Step 2. 1st thread enter into the loop and take the Input values from DB for some calculation from Mathod1().
Step 3. Another thread is come into that loop and replace the previous thread Input values with new one in Mathod1() and continue with the same process till the end of loop.
Step 4. Mathod2() gets the latest input values of Mathod1() and make the calculation for rest of the records. Which comes to wrong result.



I have to make the separate instance of those methods(method1(),method2()….methodN()) by using this TPL.
Please suggest the solution for this kind of operations. Thanks in advance
Frankie-C 15-May-15 5:49am    
Dear Anurag, the implementation of parallel execution, or better defined as concurrent execution, is not as simple unfortunately. I had the wrong impression that you were a little bit more skilled, and from your answer I deduced that the problem could simply be related to variables to handle locally (as with thread local storage), but now I think that it will be a not easy to give you a concise and specific answer.

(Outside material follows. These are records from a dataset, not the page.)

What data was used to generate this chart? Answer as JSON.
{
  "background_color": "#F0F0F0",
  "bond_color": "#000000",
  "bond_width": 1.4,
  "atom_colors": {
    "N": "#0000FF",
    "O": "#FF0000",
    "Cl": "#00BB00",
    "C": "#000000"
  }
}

I can only give you some guidelines for concurrent tasking (multithread objects access).
First of all consider that all your threads will access variables, values, etc in any time and any order. This means that you cannot assume the flow of execution of your functions as sequencial and finite. You have to expect that a variable or whatever object can change unexpectedly.
What you have to do: analyze your software flow to avoid uncontrolled access to shared objects (fence the access using sync, mutex or the like), and check that local or temp variables or objects are really local and cannot be altered from other threads.
But the most important point is: your software can really make parallel operations? Because if a computation depends on the previous one it mast be serially executed (i.e. if you compute a new value and use it for the next computation you have a naturally serial execution flow and simply cannot make it parallel!).